China’s strict public health interventions brought the first wave of COVID-19 in the country to an end — but authorities need to be proactive to prevent a second, more destructive wave without herd immunity through immunizations, Hong Kong-based researchers said in a study published Wednesday in The Lancet.

“While these control measures appear to have reduced the number of infections to very low levels, without herd immunity against COVID-19, cases could easily resurge as businesses, factory operations, and schools gradually resume and increase social mixing, particularly given the increasing risk of imported cases from overseas as COVID-19 continues to spread globally,” Professor Joseph T. Wu from the University of Hong Kong, who co-led the research, told the Guardian.

China has lowered its reproduction number — or the average number of people whom each person with COVID-19 will infect — from two or three to below one, causing the epidemic to dwindle in the country.

But, the researchers concluded, that number could easily rise again if normal life resumes too quickly and authorities are too optimistic about lifting controls.

“Although control policies such as physical distancing and behavioral change are likely to be maintained for some time, proactively striking a balance between resuming economic activities and keeping the reproductive number below one is likely to be the best strategy until effective vaccines become widely available,” Wu told the outlet.

Allowing infections to spike a second time would likely result in “marginally higher health and economic loss,” even if strict controls are restored once again, the study results said.

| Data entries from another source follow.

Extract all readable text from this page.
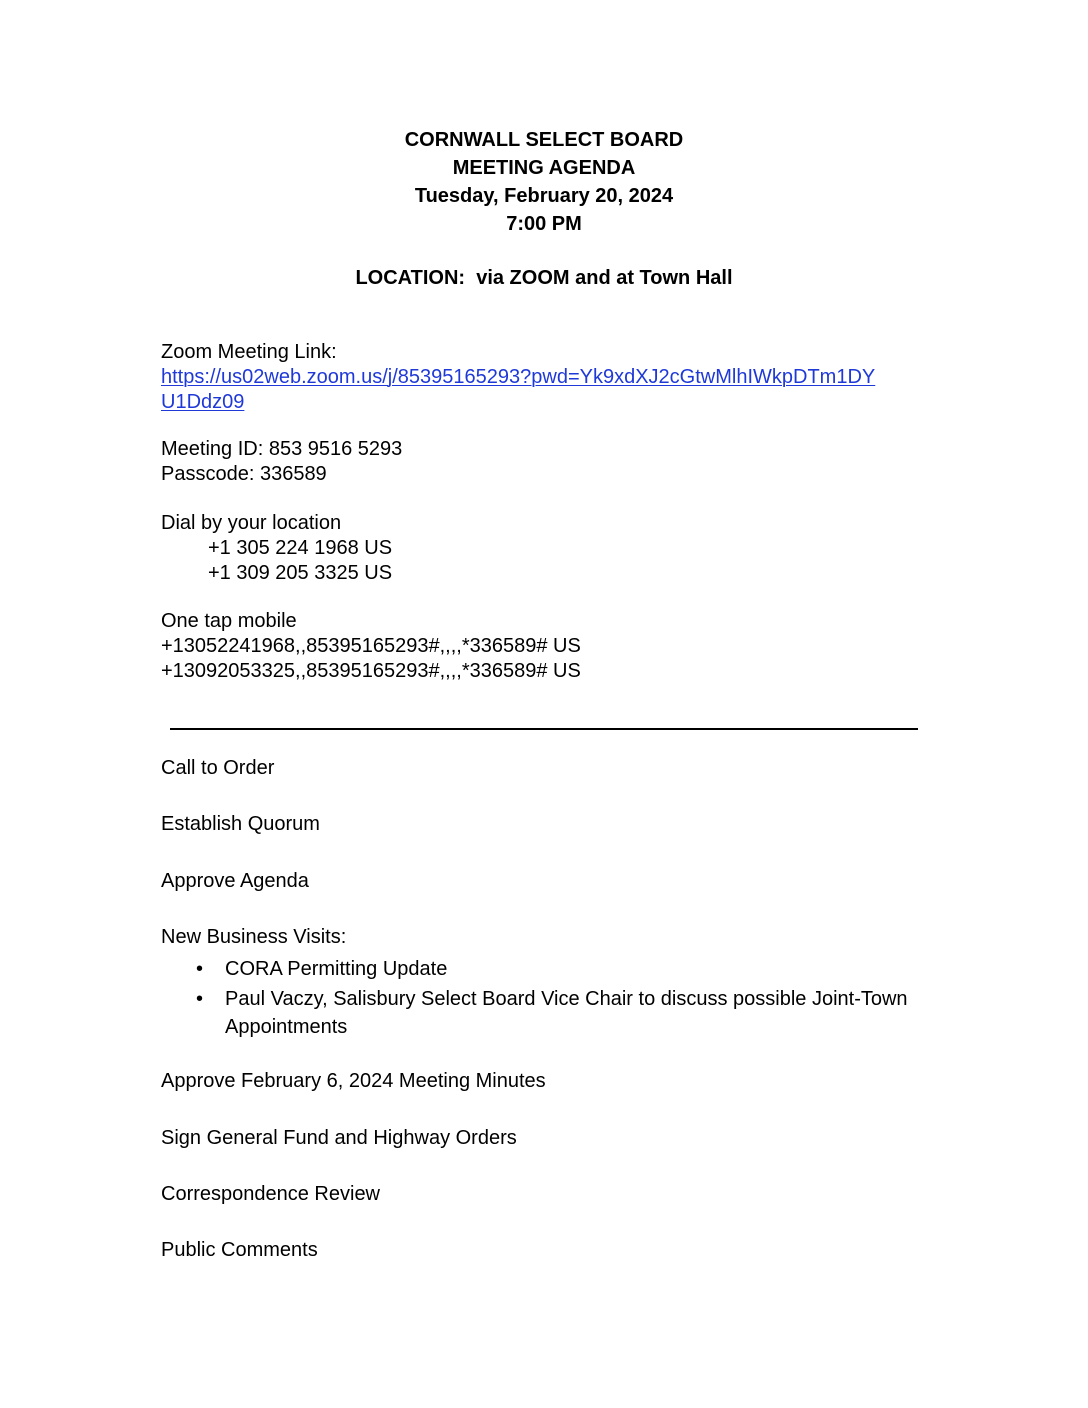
CORNWALL SELECT BOARD
MEETING AGENDA
Tuesday, February 20, 2024
7:00 PM
LOCATION:  via ZOOM and at Town Hall
Zoom Meeting Link:
https://us02web.zoom.us/j/85395165293?pwd=Yk9xdXJ2cGtwMlhIWkpDTm1DY
U1Ddz09
Meeting ID: 853 9516 5293
Passcode: 336589
Dial by your location
+1 305 224 1968 US
+1 309 205 3325 US
One tap mobile
+13052241968,,85395165293#,,,,*336589# US
+13092053325,,85395165293#,,,,*336589# US
Call to Order
Establish Quorum
Approve Agenda
New Business Visits:
• CORA Permitting Update
• Paul Vaczy, Salisbury Select Board Vice Chair to discuss possible Joint-Town Appointments
Approve February 6, 2024 Meeting Minutes
Sign General Fund and Highway Orders
Correspondence Review
Public Comments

The researchers used Health Commission data of laboratory-confirmed COVID-19 cases between mid-January and Feb. 29 in Beijing, Shanghai, Shenzhen and Wenzhou.

In Hubei province, the original epicenter of the virus, the death rate stood at nearly 6 percent, but in other parts of the mainland, the rate was far lower, at less than 1 percent, the study found.

But “even in the most prosperous and well-resourced megacities like Beijing and Shanghai, health care resources are finite, and services will struggle with a sudden increase in demand,” senior study author Professor Gabriel M. Leung from the University of Hong Kong told the Guardian.

“Our findings highlight the importance of ensuring that local health care systems have adequate staffing and resources to minimize COVID-related deaths,” he said.

The study was published just as Wuhan, the city at the center of the pandemic, reopened after a 76-day lockdown — and saw a mass exodus.